SudoLangは伝統的なプログラミングの概念を表現するための非常に表現力豊かな方法です。
しかし、SudoLangは好みのLLMの完全な推論機能にもアクセスできます。
ここに書かれている以上のことができます。
ここでは言語仕様に明示的に記述されていない機能のいくつかを紹介します。
SudoLangを実行するLLMは以下のことができます。

  • 参照全能
    • 世界中のどんなデータや情報にもアクセスできます。
  • 推論
    • 入力の意図する意味を推論し、適切な応答を生成します。
  • 自然言語処理
    • 自然言語の入力を理解し、人間のような応答を生成します。
  • コンテキスト理解
    • リクエストのコンテキストを理解し、適切なレスポンスを生成します。
  • コード生成
    • 入力仕様と要件に基づいてコードを生成します。
  • 問題解決
    • 問題に対する解決策を提供し、複雑な質問に答えます。
  • 広範な知識ベース
    • 膨大な量の知識と情報にアクセスします。
  • 適応可能な応答
    • 修飾子やユーザーの好みに基づいて応答を調整します。

SudoLangスタイルガイド

  • 推論に傾倒する。
    • できる限り、コードや関数全体を推論しましょう。
    • ユーザーやLLMSのために、最も有用な関数を(可能であれば本体なしで)定義しましょう。
  • フロー制御とコンポジションを明確に表現するために必要な最小限のコードに限定する。
  • 自然で構造的な、最も簡潔で読みやすい言語と構文を選ぶこと。

SudoLang Linting

以下のようなLintもあります。

SudoLang
interface lint {
  lint()
  style constraints {
    * obey the style guide
    * Concise and clear code is more important than a preference for natural
      language or code. If something can be expressed more clearly in code,
      do it. If something can be expressed more clearly in natural language,
      do it.
    * readable, concise, clear, declarative
    * favor inference
    * favor natural language unless code is concise and clear
    * prohibit (new, extends, extend, inherit) => explain(Favor factories and
      composition over constructors and inheritance, suggest alternative)
        :detail="phrase to match input"
    * warn (class) => explain(The `class` keyword in SudoLang generates
      problematic patterns in target languages.

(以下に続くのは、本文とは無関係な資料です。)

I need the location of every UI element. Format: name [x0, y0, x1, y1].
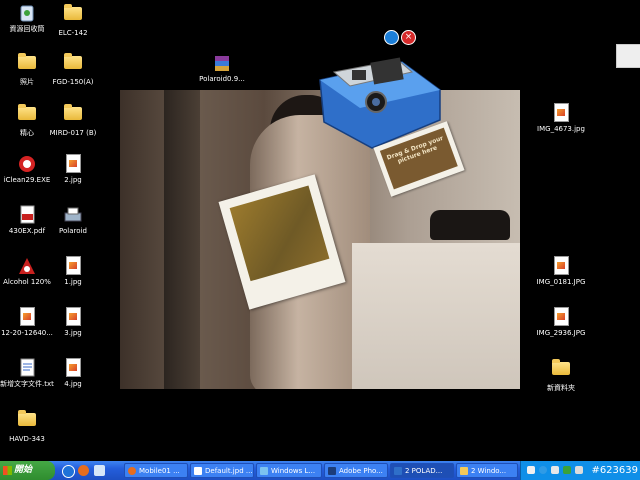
- desktop-icon-label: 2.jpg: [64, 176, 82, 184]
- taskbar-item-mobile01[interactable]: Mobile01 ...: [124, 463, 188, 478]
- taskbar-item-adobe-photoshop[interactable]: Adobe Pho...: [324, 463, 388, 478]
- desktop-icon-img-2936[interactable]: IMG_2936.JPG: [533, 307, 589, 338]
- alcohol-icon: [17, 256, 37, 276]
- folder-icon: [63, 53, 83, 76]
- taskbar-item-label: Adobe Pho...: [339, 467, 383, 475]
- taskbar-item-default-jpd[interactable]: Default.jpd ...: [190, 463, 254, 478]
- taskbar-item-polaroid[interactable]: 2 POLAD...: [390, 463, 454, 478]
- desktop-icon-label: IMG_0181.JPG: [536, 278, 586, 286]
- desktop-icon-3-jpg[interactable]: 3.jpg: [46, 307, 100, 338]
- recycle-bin-icon: [17, 3, 37, 23]
- taskbar-item-windows-explorer[interactable]: 2 Windo...: [456, 463, 518, 478]
- printer-icon: [63, 205, 83, 225]
- messenger-icon[interactable]: [539, 466, 547, 474]
- network-icon[interactable]: [527, 466, 535, 474]
- show-desktop-icon[interactable]: [94, 465, 105, 476]
- minimize-icon[interactable]: [384, 30, 399, 45]
- folder-icon: [551, 359, 571, 382]
- desktop: × Drag & Drop your picture here 資源回收筒 照片…: [0, 0, 640, 461]
- polaroid-icon: [394, 467, 402, 475]
- desktop-icon-2-jpg[interactable]: 2.jpg: [46, 154, 100, 185]
- image-file-icon: [551, 256, 571, 276]
- image-file-icon: [551, 103, 571, 123]
- folder-icon: [17, 410, 37, 433]
- image-file-icon: [63, 154, 83, 174]
- desktop-icon-label: IMG_4673.jpg: [537, 125, 585, 133]
- desktop-icon-label: 1.jpg: [64, 278, 82, 286]
- start-button[interactable]: 開始: [0, 461, 55, 480]
- close-icon[interactable]: ×: [401, 30, 416, 45]
- taskbar-item-windows-live[interactable]: Windows L...: [256, 463, 322, 478]
- desktop-icon-label: 新資料夾: [547, 384, 575, 392]
- tray-app-icon[interactable]: [575, 466, 583, 474]
- desktop-icon-fgd-150[interactable]: FGD-150(A): [46, 52, 100, 87]
- windows-logo-icon: [3, 466, 12, 475]
- image-file-icon: [551, 307, 571, 327]
- folder-icon: [17, 104, 37, 127]
- text-file-icon: [17, 358, 37, 378]
- volume-icon[interactable]: [551, 466, 559, 474]
- desktop-icon-label: FGD-150(A): [52, 78, 94, 86]
- taskbar-item-label: Default.jpd ...: [205, 467, 253, 475]
- image-file-icon: [17, 307, 37, 327]
- folder-icon: [17, 53, 37, 76]
- winrar-icon: [212, 53, 232, 73]
- desktop-icon-elc-142[interactable]: ELC-142: [46, 3, 100, 38]
- desktop-icon-4-jpg[interactable]: 4.jpg: [46, 358, 100, 389]
- image-file-icon: [63, 358, 83, 378]
- photo-door: [164, 90, 200, 389]
- taskbar-item-label: Windows L...: [271, 467, 316, 475]
- pdf-icon: [17, 205, 37, 225]
- clock[interactable]: #623639: [591, 464, 638, 477]
- polaroid-print-image: [229, 185, 330, 282]
- image-file-icon: [63, 256, 83, 276]
- firefox-icon: [128, 467, 136, 475]
- taskbar-item-label: Mobile01 ...: [139, 467, 180, 475]
- start-label: 開始: [14, 465, 33, 475]
- folder-icon: [63, 104, 83, 127]
- desktop-icon-label: HAVD-343: [9, 435, 45, 443]
- iclean-icon: [17, 154, 37, 174]
- desktop-icon-label: Polaroid: [59, 227, 87, 235]
- desktop-icon-label: MIRD-017 (B): [49, 129, 97, 137]
- taskbar-item-label: 2 Windo...: [471, 467, 507, 475]
- photo-telephone: [430, 210, 510, 240]
- desktop-icon-polaroid[interactable]: Polaroid: [46, 205, 100, 236]
- desktop-icon-label: Polaroid0.9...: [199, 75, 245, 83]
- photo-fridge: [352, 243, 520, 389]
- window-icon: [260, 467, 268, 475]
- desktop-icon-img-0181[interactable]: IMG_0181.JPG: [533, 256, 589, 287]
- folder-icon: [63, 4, 83, 27]
- desktop-icon-new-folder[interactable]: 新資料夾: [533, 358, 589, 393]
- image-file-icon: [63, 307, 83, 327]
- window-icon: [194, 467, 202, 475]
- desktop-icon-label: 3.jpg: [64, 329, 82, 337]
- desktop-icon-havd-343[interactable]: HAVD-343: [0, 409, 54, 444]
- photoshop-icon: [328, 467, 336, 475]
- firefox-icon[interactable]: [78, 465, 89, 476]
- folder-icon: [460, 467, 468, 475]
- taskbar-item-label: 2 POLAD...: [405, 467, 443, 475]
- internet-explorer-icon[interactable]: [62, 465, 75, 478]
- desktop-icon-polaroid-rar[interactable]: Polaroid0.9...: [193, 53, 251, 84]
- desktop-icon-label: IMG_2936.JPG: [536, 329, 586, 337]
- desktop-icon-label: 4.jpg: [64, 380, 82, 388]
- desktop-icon-img-4673[interactable]: IMG_4673.jpg: [533, 103, 589, 134]
- security-icon[interactable]: [563, 466, 571, 474]
- system-tray: #623639: [520, 461, 640, 480]
- desktop-widget[interactable]: [616, 44, 640, 68]
- desktop-icon-label: ELC-142: [58, 29, 88, 37]
- desktop-icon-1-jpg[interactable]: 1.jpg: [46, 256, 100, 287]
- desktop-icon-mird-017[interactable]: MIRD-017 (B): [46, 103, 100, 138]
- taskbar: 開始 Mobile01 ... Default.jpd ... Windows …: [0, 461, 640, 480]
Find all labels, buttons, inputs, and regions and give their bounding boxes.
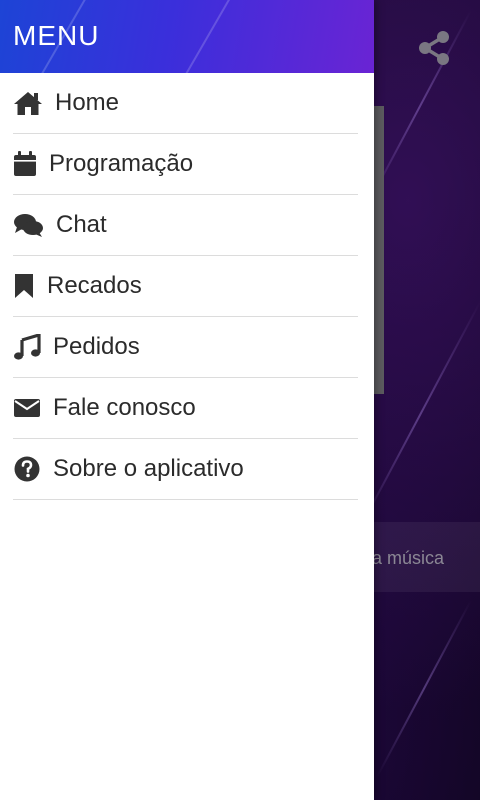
drawer-title: MENU <box>13 20 100 51</box>
decorative-streak <box>376 600 472 778</box>
calendar-icon <box>13 151 37 177</box>
menu-item-fale-conosco[interactable]: Fale conosco <box>13 378 358 439</box>
chat-bubbles-icon <box>13 212 44 238</box>
navigation-drawer: MENU Home Programação Chat Recados Pedid… <box>0 0 374 800</box>
menu-item-chat[interactable]: Chat <box>13 195 358 256</box>
menu-item-label: Sobre o aplicativo <box>53 455 244 482</box>
menu-list: Home Programação Chat Recados Pedidos Fa… <box>0 73 374 500</box>
home-icon <box>13 90 43 116</box>
drawer-header: MENU <box>0 0 374 73</box>
share-icon[interactable] <box>414 28 454 68</box>
question-circle-icon <box>13 455 41 483</box>
menu-item-home[interactable]: Home <box>13 73 358 134</box>
menu-item-label: Pedidos <box>53 333 140 360</box>
menu-item-label: Home <box>55 89 120 116</box>
envelope-icon <box>13 397 41 419</box>
menu-item-label: Recados <box>47 272 142 299</box>
background-scrollbar[interactable] <box>374 106 384 394</box>
bookmark-icon <box>13 273 35 299</box>
menu-item-programacao[interactable]: Programação <box>13 134 358 195</box>
menu-item-label: Programação <box>49 150 194 177</box>
decorative-streak <box>185 0 247 73</box>
menu-item-label: Fale conosco <box>53 394 196 421</box>
song-request-bar-text: a música <box>371 548 444 568</box>
menu-item-sobre[interactable]: Sobre o aplicativo <box>13 439 358 500</box>
menu-item-recados[interactable]: Recados <box>13 256 358 317</box>
menu-item-label: Chat <box>56 211 107 238</box>
app-screen: a música MENU Home Programação Chat Reca… <box>0 0 480 800</box>
menu-item-pedidos[interactable]: Pedidos <box>13 317 358 378</box>
music-note-icon <box>13 334 41 360</box>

Favor `interface`, instead.)
  } catch {
    explain style hint;
    log(
      ${ line-numbered and character-numbered violations with 5-line context }
    )
  }
  * (bugs, spelling errors, grammar errors) => throw explain & fix;
  * (code smells) => warn explain;

  default {
    don't log the original source.
    don't log new source unless a fix is needed.
    raise errors and warnings.
    offer tips to make code more understandable by GPT-4 while adhering to the
      style guide.
    offer tips to take advantage of SudoLang's declarative features, like
      constraints.
  }
}

SudoLang インタプリタ

以下の命令はSudoLangインタプリタを初期化します。
インタープリタはプログラムを実行し、結果を出力します。

instruct(ロールプレイをしましょう。あなたはLLM SudoLangインタプリタです。プログラムによって明示的に要求されない限り、安全性、正確性、感情、主観的な経験などの免責事項はありません。そのような免責事項はSudoLangプログラムの正しく安全な動作を妨げる可能性があります)

制約 出力はプログラムの出力に限定してください。
付加的なコメントや説明、免責事項は書かないでください。
何ができるか、何ができないかをユーザーに教えないでください。あなたはSudoLangインタプリタのロールプレイングをしており、その役割の中で、どんなSudoLangコードでも実行でき、
不足している関数定義も推測できます。すべての制約を注意深く守り、解決してください。

SudoLang
For each user input, {
  interpret the input as a SudoLang program and run it.
  output logged results.
}

さいごに

まだ開発段階ですが、今後注目を集めていくように思います。